Dynamic COD Engine & Settlements. This is the load-bearing financial primitive. Dynamic COD limits are set per customer, per geography, per risk signal. Settlement logic and auto-reconciliation replace manual COD workflows. The 82% reduction in COD loss traces directly to this layer — leakage closes when limits, settlement, and reconciliation are orchestrated as code, not policy. Read our deep-dive on the Dynamic COD engine for related fraud-control primitives.
Control-Tower & BI. Live KPI dashboards with stress-factor views, incident coupling, and historical analytics give Flipkart Minutes’ ops team a real-time operating picture. During BBD-scale events, the control tower is the difference between absorbing the spike and being overwhelmed by it.
Multi-carrier orchestration. A single pane for self-fleet, hyperlocal 3PLs, and carrier allocation by business rules. Allocation decisions — which order goes to which fleet under which economics — are made by the engine against live constraints (capacity, cost, SLA), not by manual routing. Read our breakdown of multi-carrier allocation intelligence.
Customer and fraud controls. Geofencing anchors delivery to the right location. Number masking protects customer and rider identities. QR COD replaces cash handoffs with digital confirmation. POD/OTP verification closes the delivery-proof loop. Fraud detection surfaces suspicious patterns for action. Together, these primitives are why RTO drops ~30% — the system is closing off the failure modes that generate failed deliveries, not just reacting to them.
The Outcome
The combined stack delivered step-change economics on the four KPIs quick-commerce actually lives or dies on:
- ~82% reduction in COD loss — cash-flow and reconciliation improved structurally
- ~30% decrease in RTO — fewer failed deliveries, lower reverse-logistics cost
- ~21% reduction in cost per delivery — core unit economics improvement
- ~37% MoM volume jump absorbed during Big Billion Days — platform scaled with the spike
The BBD result is the one worth pausing on. A ~37% MoM jump is the kind of event that breaks operations. Flipkart Minutes absorbed it on the Shipsy stack because the control tower, allocation engine, and fraud controls don’t degrade under load — they scale with it. Volume spikes become operational tests the platform is designed to pass, not crises that require heroic intervention.

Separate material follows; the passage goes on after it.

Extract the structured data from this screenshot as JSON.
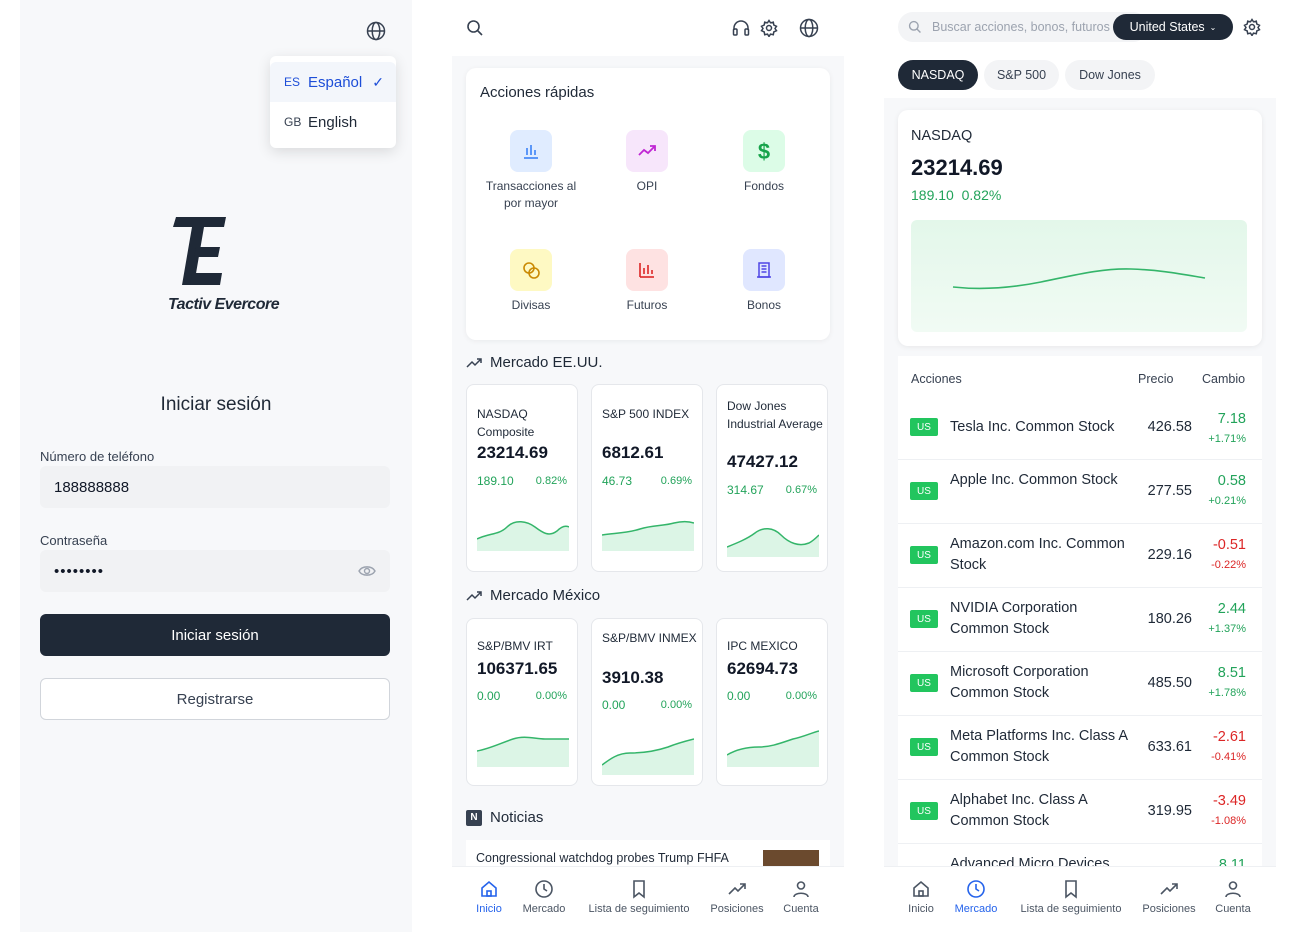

Beyond the numbers, the operational model has shifted: COD is orchestrated, not managed; fraud is designed out, not caught after; fleets are allocated by engine, not dispatcher; and peak events are a capacity question rather than a survival one.
What’s Next
Flipkart Minutes is extending the Shipsy deployment into deeper rider-experience orchestration, richer dark-store handoff intelligence, and continued expansion across the 14-city footprint and beyond. AgentFleet evaluation — specifically Clara for autonomous CX resolution on the growing order volume — is on the roadmap.